Bright colours, exciting shapes and textures looking good in the sunshine.  Planted 18 months ago, these beds are laid out in a grid of beds which act as an informal division between a small orchard and vegetable garden.  The beds provide a long season of colour and interest from spring right through into the winter months.

 

Crop walking in August

August 8th, 2013

A lovely sunny day for my routine crop walk – I walk up and down the orchard rows, secateurs on my belt, gloved hands and a plastic sack.  I give each tree a long hard stare, beginning with the leader then checking each branch from the top to the bottom.

The trees are being eaten – of course they are – this is an orchard which receives the minimum of spraying, an orchard where we are trying to maintain a balance betwee the ‘good and the bad’.

Second generation young Vapourer moth are sitting in the sun ontop of the leaves close to the leader, these are a spectacular looking caterpillar, easily identified.

Also at the top of a couple of trees, on the underside of the leaves, a healthy colony of voracious hawk moth caterpillars, much harder to spot and pick off than the Vapouror moths.  The guilt gets to me but I have to protect my young apple trees whilst I can, in a few years time the hawkmoth larvae will be well beyond my reach.

The bottom of the trees are being eaten too, by deer.  It took a couple of years for the deer to find the new orchard but now they pay it a daily visit and so our deer fence is being extended as I type.

The good news is that we have a healthy population of beneficial insects in the orchard too, I found many ladybirds and spotted a lacewing, hoverfly and earwig too.

Yews Farm garden – horticultural excellence

July 5th, 2013

This is the perfect garden (for me that is!) not only does it look stunning in the summer with its romantic planting, carefully chosen colour schemes and its embracing of productive vegetable beds and trained fruit but this is a garden that will keep its dignity throughout the winter months as well, with the gnarled apple trees, the formal bay and box shapes offset by a crisp edged lawn. (is that sentence too long?)

The garden at Yews Farm was started in 1997 by Louise and Fergus Dowding , they started with a blank canvas only retaining the existing apple trees in this beautiful walled space.

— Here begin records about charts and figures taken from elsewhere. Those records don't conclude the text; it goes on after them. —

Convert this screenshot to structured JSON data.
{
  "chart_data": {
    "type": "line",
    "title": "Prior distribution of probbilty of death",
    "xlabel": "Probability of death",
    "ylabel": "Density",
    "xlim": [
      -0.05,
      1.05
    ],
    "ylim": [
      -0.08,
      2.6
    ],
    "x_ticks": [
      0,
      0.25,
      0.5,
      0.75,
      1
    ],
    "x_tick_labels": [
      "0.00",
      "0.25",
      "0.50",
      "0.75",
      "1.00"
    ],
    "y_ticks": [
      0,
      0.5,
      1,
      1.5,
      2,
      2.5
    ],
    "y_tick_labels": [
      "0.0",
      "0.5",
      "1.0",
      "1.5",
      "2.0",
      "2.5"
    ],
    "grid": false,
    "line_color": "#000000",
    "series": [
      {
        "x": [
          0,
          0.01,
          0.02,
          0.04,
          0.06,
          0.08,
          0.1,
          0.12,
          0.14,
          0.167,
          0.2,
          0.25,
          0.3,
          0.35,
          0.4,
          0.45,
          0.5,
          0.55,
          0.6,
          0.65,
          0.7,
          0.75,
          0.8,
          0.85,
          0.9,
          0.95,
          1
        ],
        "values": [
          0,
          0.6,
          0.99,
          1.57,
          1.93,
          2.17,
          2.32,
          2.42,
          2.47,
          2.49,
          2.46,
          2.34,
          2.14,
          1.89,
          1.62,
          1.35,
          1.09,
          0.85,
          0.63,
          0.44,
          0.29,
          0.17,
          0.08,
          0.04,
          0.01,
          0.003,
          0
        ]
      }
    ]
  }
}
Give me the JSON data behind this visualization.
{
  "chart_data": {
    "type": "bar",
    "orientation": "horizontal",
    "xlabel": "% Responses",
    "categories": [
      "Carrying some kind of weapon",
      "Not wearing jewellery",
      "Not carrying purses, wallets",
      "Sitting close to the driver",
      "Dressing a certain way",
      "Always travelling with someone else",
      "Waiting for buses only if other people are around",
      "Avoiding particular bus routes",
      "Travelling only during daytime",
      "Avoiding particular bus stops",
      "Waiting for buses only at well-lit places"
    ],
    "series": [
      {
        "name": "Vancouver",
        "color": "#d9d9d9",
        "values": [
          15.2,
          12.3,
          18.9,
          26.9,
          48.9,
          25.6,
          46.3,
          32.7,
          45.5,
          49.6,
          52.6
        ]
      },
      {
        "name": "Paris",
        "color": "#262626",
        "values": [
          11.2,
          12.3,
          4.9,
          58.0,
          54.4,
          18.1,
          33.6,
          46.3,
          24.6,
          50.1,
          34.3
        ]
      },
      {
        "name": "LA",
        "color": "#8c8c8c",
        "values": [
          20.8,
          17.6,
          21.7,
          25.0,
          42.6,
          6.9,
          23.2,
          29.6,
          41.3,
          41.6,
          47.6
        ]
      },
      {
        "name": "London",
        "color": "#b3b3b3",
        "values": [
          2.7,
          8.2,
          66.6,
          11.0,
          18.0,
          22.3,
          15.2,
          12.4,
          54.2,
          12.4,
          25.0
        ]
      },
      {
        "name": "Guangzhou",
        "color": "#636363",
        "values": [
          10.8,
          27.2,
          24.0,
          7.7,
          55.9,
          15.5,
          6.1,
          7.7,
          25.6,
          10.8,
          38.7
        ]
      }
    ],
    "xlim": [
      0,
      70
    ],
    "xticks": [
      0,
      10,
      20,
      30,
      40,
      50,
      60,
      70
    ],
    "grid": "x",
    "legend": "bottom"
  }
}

Beds are block planted as they believe this makes maintenance easier, it is one of the best approaches in our gardens at home which so few of us fail to achieve because buying 9 plants at a time of only one sort feels rather too extravagant.

Keeping maintenance low is key to Fergus and Louise; beds are not dug and well rotted manure is added to all beds annually. By keeping the soil healthy you improve the health of your plants “for a plant to thrive, the soil must be alive”.

Plants are not only chosen for their colour but also for their form, for example clipped shapes, Hydrangea quercifolia, Hydrangea ‘Annabelle’, ferns, Dracunculus, Paulonia, Yucca, Globe artichoke, Helleborus corsicus, Eryngium, Euphorbia mellifera, Eucomis (most of these were in the gravel ‘jungle’ garden).

Self seeding is allowed in this garden as this does reduce maintenance however Louise is ruthless, if a plant fails it will not be replaced similarly if a plant is not quite right, it will not be kept either. A hidden away cutting garden might be a place for those outcasts! Good plants for self seeding include Eryngium ‘Miss Willmott’s Ghost’, Allium Christophii and Hellebores.

Other plants that impressed were:
Ligusticum lucidum Rosa ‘Eden’ (cream, pink, green) – a recent French bred climbing rose
Iris ‘Kent Pride’ (lovely blue tinge to base of leaves)
Rosa ‘Hot Chocolate’ (dark rusty orange / red with different interesting tones)

Tips shared with us by Fergus:
1. Hostas tend to stay slug free if grown on gravel but where their leaves are not touching other plants (which creates a slug bridge).
2. Manure from silage fed cows tends to be less weedy than field grazing cows
3. Louise is using horticultural grade Neam oil insecticide / soap against box blight

  

Art and glamping

June 26th, 2013

Glastonbury Festival kicks off today, I have installed some of my larger willow forms throughout one of the exclusive camp sites just outside the fence.  These special ‘glamping’ guests will each have with their own magical garden areas complete with local willow art work.